Apple has maintained a much more stable focus on what it has tried to sell. Rather than boiling prices of PCs and phones down to the cheapest possible price tiers, Apple has maintained a target on a sweet spot in pricing that allows it to deliver better technology with more fit and finish integration, smarter software, higher-quality screen calibration, better quality audio, and more advanced features and security protections. This has established Apple with a more trusted brand than any other mass-market consumer electronics maker.
That's a very delicate balance to maintain perfectly over time. In some cases it appears Apple has pushed too hard and too fast, resulting in ideas that didn't work out as expected. For example, the push to make Thunderbolt the main connectivity protocol worked pretty well for MacBook Pros, but wasn't as well-received as a solution for the 2013 Mac Pro, necessitating a return to a larger tower with more PCIe slots and extra power and bandwidth allocations. The butterfly keyboard design that was created to deliver an ultra-slim Retina MacBook introduced unanticipated new problems of its own. Incremental fixes helped, but Apple ultimately moved to a new keyboard design to deliver the level of quality and performance it wanted to offer.
In software, Apple has worked to balance the demands for faster support for new features, for feature-parity and compatibility with other systems, and its efforts to deliver differentiating features such as secure Touch ID, Augmented Reality, Metal graphics, computational photography, and support for powerful gestures.
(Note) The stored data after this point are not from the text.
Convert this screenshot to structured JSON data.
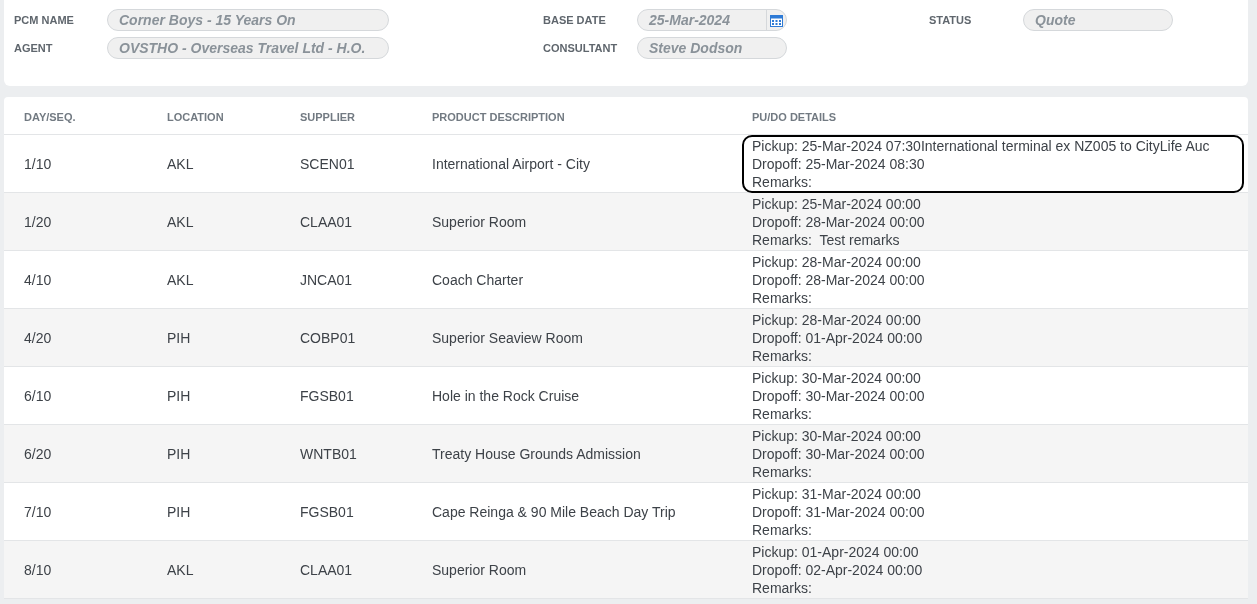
{
  "header": {
    "fields": [
      {
        "label": "PCM NAME",
        "value": "Corner Boys - 15 Years On",
        "kind": "text"
      },
      {
        "label": "BASE DATE",
        "value": "25-Mar-2024",
        "kind": "date"
      },
      {
        "label": "STATUS",
        "value": "Quote",
        "kind": "text"
      },
      {
        "label": "AGENT",
        "value": "OVSTHO - Overseas Travel Ltd - H.O.",
        "kind": "text"
      },
      {
        "label": "CONSULTANT",
        "value": "Steve Dodson",
        "kind": "text"
      }
    ]
  },
  "table": {
    "columns": [
      "DAY/SEQ.",
      "LOCATION",
      "SUPPLIER",
      "PRODUCT DESCRIPTION",
      "PU/DO DETAILS"
    ],
    "rows": [
      {
        "cells": [
          "1/10",
          "AKL",
          "SCEN01",
          "International Airport - City"
        ],
        "details": [
          "Pickup: 25-Mar-2024 07:30International terminal ex NZ005 to CityLife Auc",
          "Dropoff: 25-Mar-2024 08:30",
          "Remarks:"
        ],
        "focused": true
      },
      {
        "cells": [
          "1/20",
          "AKL",
          "CLAA01",
          "Superior Room"
        ],
        "details": [
          "Pickup: 25-Mar-2024 00:00",
          "Dropoff: 28-Mar-2024 00:00",
          "Remarks:  Test remarks"
        ],
        "focused": false
      },
      {
        "cells": [
          "4/10",
          "AKL",
          "JNCA01",
          "Coach Charter"
        ],
        "details": [
          "Pickup: 28-Mar-2024 00:00",
          "Dropoff: 28-Mar-2024 00:00",
          "Remarks:"
        ],
        "focused": false
      },
      {
        "cells": [
          "4/20",
          "PIH",
          "COBP01",
          "Superior Seaview Room"
        ],
        "details": [
          "Pickup: 28-Mar-2024 00:00",
          "Dropoff: 01-Apr-2024 00:00",
          "Remarks:"
        ],
        "focused": false
      },
      {
        "cells": [
          "6/10",
          "PIH",
          "FGSB01",
          "Hole in the Rock Cruise"
        ],
        "details": [
          "Pickup: 30-Mar-2024 00:00",
          "Dropoff: 30-Mar-2024 00:00",
          "Remarks:"
        ],
        "focused": false
      },
      {
        "cells": [
          "6/20",
          "PIH",
          "WNTB01",
          "Treaty House Grounds Admission"
        ],
        "details": [
          "Pickup: 30-Mar-2024 00:00",
          "Dropoff: 30-Mar-2024 00:00",
          "Remarks:"
        ],
        "focused": false
      },
      {
        "cells": [
          "7/10",
          "PIH",
          "FGSB01",
          "Cape Reinga & 90 Mile Beach Day Trip"
        ],
        "details": [
          "Pickup: 31-Mar-2024 00:00",
          "Dropoff: 31-Mar-2024 00:00",
          "Remarks:"
        ],
        "focused": false
      },
      {
        "cells": [
          "8/10",
          "AKL",
          "CLAA01",
          "Superior Room"
        ],
        "details": [
          "Pickup: 01-Apr-2024 00:00",
          "Dropoff: 02-Apr-2024 00:00",
          "Remarks:"
        ],
        "focused": false
      }
    ]
  }
}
Yet when these improvements— and the foundational changes that support them— aren't managed perfectly, users experience interruptions, bugs, instability, and security flaws.
This year's macOS Catalina and iOS 13 were both widely regarded as noticeably less reliable and stable than previous releases. The obvious solution is to hold back progress, but that in itself is also a problem. When Apple held back advertised features such as iCloud Drive sharing, the complaints were about as bad as if it had released unfinished features in perpetual beta in the model of Google— or perhaps even worse.
A similar engineering decision exists in the area of deciding what new markets Apple expands its efforts into. Does it dump out a more confusing, duplicative range of new products on consumers, from even larger phones to even smaller tablets? Does it start making TVs? Does it create $200 HomePods to rival the tide of $30 loss leaders from Amazon? Does it create $10,000 to $20,000 pro workstations that could only possibly sell to an audience of perhaps hundreds of thousands of professionals capable of earning a profit from high-end gear? What if that requires building accessories too expensive for the typical iPhone user?
Apple's loudest critics are nearly always on the wrong side of reality. It's not because they are bad people. It's just because they don't know anything.